Boundary Value Problems
Volume 2007 (2007), Article ID 57928, 24 pages
doi:10.1155/2007/57928
Research Article

Hölder Regularity of Solutions to Second-Order Elliptic Equations in Nonsmooth Domains

Sungwon Cho1 and Mikhail Safonov2

1Department of Mathematics, Michigan State University, East Lansing 48824, MI, USA
2School of Mathematics, University of Minnesota, 127 Vincent Hall, Minneapolis 55455, MN, USA

Received 16 March 2006; Revised 25 April 2006; Accepted 28 May 2006

Academic Editor: Ugo Pietro Gianazza

Copyright © 2007 Sungwon Cho and Mikhail Safonov. This is an open access article distributed under the Creative Commons Attribution License, which permits unrestricted use, distribution, and reproduction in any medium, provided the original work is properly cited.

Abstract

We establish the global Hölder estimates for solutions to second-order elliptic equations, which vanish on the boundary, while the right-hand side is allowed to be unbounded.

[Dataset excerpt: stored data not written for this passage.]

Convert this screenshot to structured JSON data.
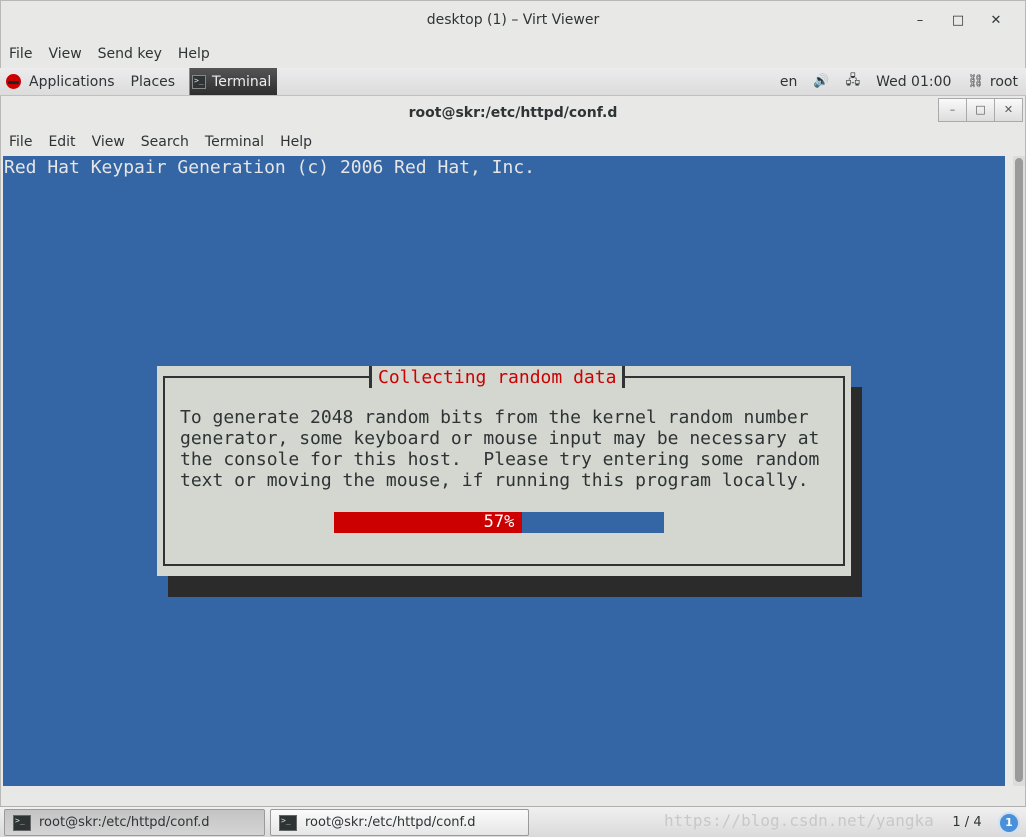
{
  "virt_viewer": {
    "title": "desktop (1) – Virt Viewer",
    "controls": {
      "minimize": "–",
      "maximize": "□",
      "close": "✕"
    },
    "menu": [
      "File",
      "View",
      "Send key",
      "Help"
    ]
  },
  "top_panel": {
    "applications": "Applications",
    "places": "Places",
    "task": "Terminal",
    "language": "en",
    "clock": "Wed 01:00",
    "user": "root",
    "icons": [
      "volume-icon",
      "network-icon",
      "user-icon"
    ]
  },
  "terminal": {
    "title": "root@skr:/etc/httpd/conf.d",
    "controls": {
      "minimize": "–",
      "maximize": "□",
      "close": "✕"
    },
    "menu": [
      "File",
      "Edit",
      "View",
      "Search",
      "Terminal",
      "Help"
    ],
    "header_line": "Red Hat Keypair Generation (c) 2006 Red Hat, Inc.",
    "screen_bg": "#3465a4"
  },
  "dialog": {
    "title": "Collecting random data",
    "body": [
      "To generate 2048 random bits from the kernel random number",
      "generator, some keyboard or mouse input may be necessary at",
      "the console for this host.  Please try entering some random",
      "text or moving the mouse, if running this program locally."
    ],
    "progress_label": "57%",
    "progress_fraction": 0.57,
    "colors": {
      "title": "#cc0000",
      "fill": "#cc0000",
      "track": "#3465a4",
      "bg": "#d3d7cf"
    }
  },
  "taskbar": {
    "tasks": [
      {
        "label": "root@skr:/etc/httpd/conf.d"
      },
      {
        "label": "root@skr:/etc/httpd/conf.d"
      }
    ],
    "watermark": "https://blog.csdn.net/yangka",
    "workspace": "1 / 4",
    "notification_count": "1"
  }
}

For nondivergence elliptic equations in domains satisfying an exterior cone condition, similar results were obtained by J. H. Michael, who in turn relied on the barrier techniques due to K. Miller. Our approach is based on special growth lemmas, and it works for both divergence and nondivergence, elliptic and parabolic equations, in domains satisfying a general “exterior measure” condition.